The most timely reminder for me came through watching the show’s thoughtful portrayal of struggles with anxiety. Anxiety has been something I’ve dealt with for years, but only as I watched “Ted Lasso” did I realize how infrequently it’s portrayed in-depth on-screen, especially in comedies. The series even helped me get through my first panic attack. I didn’t know what was happening at the start of it, but as I was finishing up a meeting, I could tell that my breathing was getting faster, and I felt shaky and completely overwhelmed. Eventually, I realized that I was having a panic attack because I was experiencing the same reactions I’d seen Ted deal with in the show. My hands tensed up, I couldn’t focus and could barely get out half a sentence. Luckily, “Ted Lasso” gave me the vocabulary and the knowledge to identify what was happening to me. Seeing other characters, especially one as outwardly composed as Ted, deal with anxiety too helped normalize the experience for me. I felt reassured and not as scared to reach out to a friend for help before it got any worse.

“Ted Lasso” is able to rebuild someone’s belief in the world, not through outward actions or obvious statements. Every episode is not created with the goal of pushing morals down someone’s throat. Rather, “Ted Lasso” works because of its quiet reflections amidst the comedy. The show has a commitment to balancing the story it tells. The laughter becomes mixed with the very real pressures and doubts that the characters face. Ted’s anxiety isn’t there simply to add conflict for the character, but rather it’s an integral part of the balance that makes the show resonate so deeply with audiences. It teaches us that we aren’t defined by a single aspect of ourselves. Ted can exist as an optimistic person and deal with anxiety. It doesn’t make him any less lovable. 

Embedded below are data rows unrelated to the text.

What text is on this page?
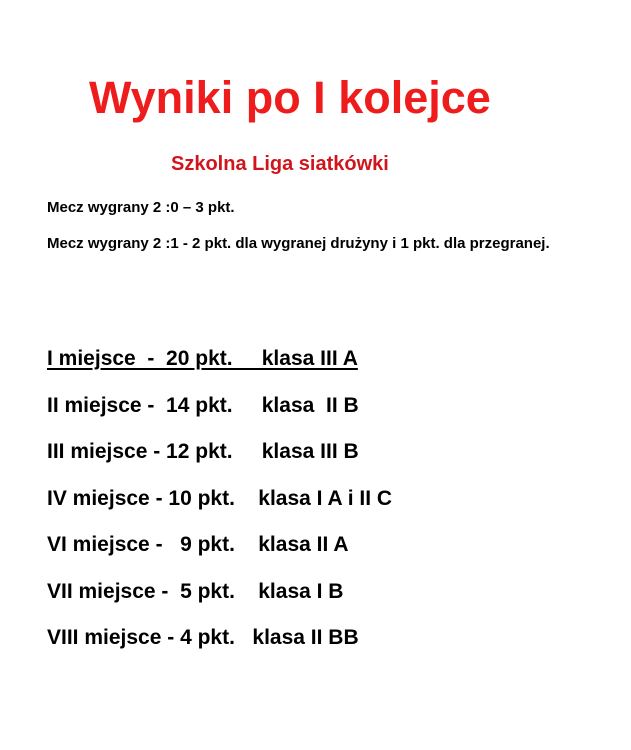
Wyniki po I kolejce
Szkolna Liga siatkówki

Mecz wygrany 2 :0 – 3 pkt.

Mecz wygrany 2 :1 - 2 pkt. dla wygranej drużyny i 1 pkt. dla przegranej.

I miejsce  -  20 pkt.     klasa III A
II miejsce -  14 pkt.     klasa  II B
III miejsce - 12 pkt.     klasa III B
IV miejsce - 10 pkt.    klasa I A i II C
VI miejsce -   9 pkt.    klasa II A
VII miejsce -  5 pkt.    klasa I B
VIII miejsce - 4 pkt.   klasa II BB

Through this well-crafted balance, “Ted Lasso” becomes so much more than a bunch of male soccer players and coaches attempting to win a match. In the show, Ted teaches his players that “success is not about the wins and losses.” Rather he wants them to “be the best versions of themselves on and off the field.” Each character works to find their own balance and in doing so proves to audiences that we don’t have to be perfect to be worthy of living and finding happiness in a society that so often tells us to be prettier, smarter or harder-working. Within the constraints of its plot, “Ted Lasso” hides nuggets of truth that we all need to hear sometimes. Not everyone will notice, and some people are there just for a laugh, but if you are stuck somewhere in your life, looking for a bit of reinforcement, maybe an episode of this show is exactly what you need.

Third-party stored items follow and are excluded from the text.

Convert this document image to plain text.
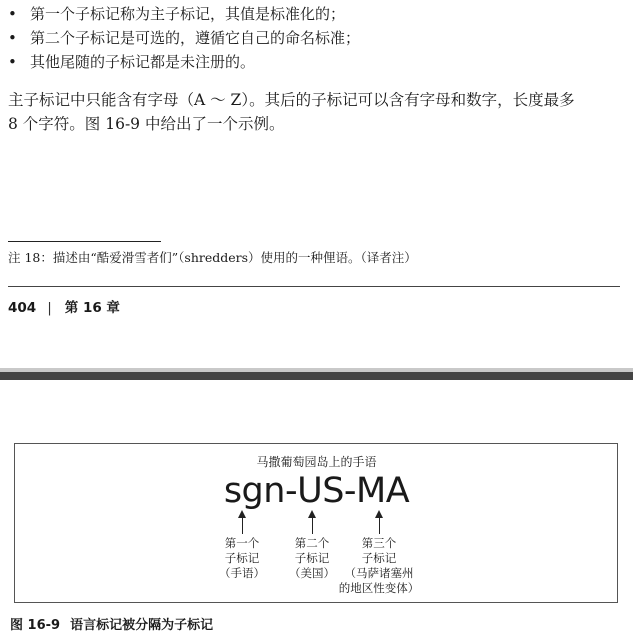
• 第一个子标记称为主子标记，其值是标准化的；
• 第二个子标记是可选的，遵循它自己的命名标准；
• 其他尾随的子标记都是未注册的。
主子标记中只能含有字母（A ～ Z）。其后的子标记可以含有字母和数字，长度最多
8 个字符。图 16-9 中给出了一个示例。
注 18：描述由“酷爱滑雪者们”（shredders）使用的一种俚语。（译者注）
404 | 第 16 章
马撒葡萄园岛上的手语
sgn-US-MA
第一个
子标记
（手语）
第二个
子标记
（美国）
第三个
子标记
（马萨诸塞州
的地区性变体）
图 16-9 语言标记被分隔为子标记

“Ted Lasso” will continue to be there for me. Every time I rewatch an episode, I gain new perspectives or lessons. Whether I laugh at one of the oddly specific pop-culture references, or realize how poignant Ted’s advice of thinking like a goldfish is, this show made me believe in the restorative quality of television again. But it’s more than just a series. It’s there for all of us when we need something to push us back on course. When we need someone to tell us to believe that there’s still good in the world, to believe that things will work out in the end and to believe in ourselves, “Ted Lasso” has our backs.

Season 3 of “Ted Lasso” will be available for streaming on AppleTV+ on March 15.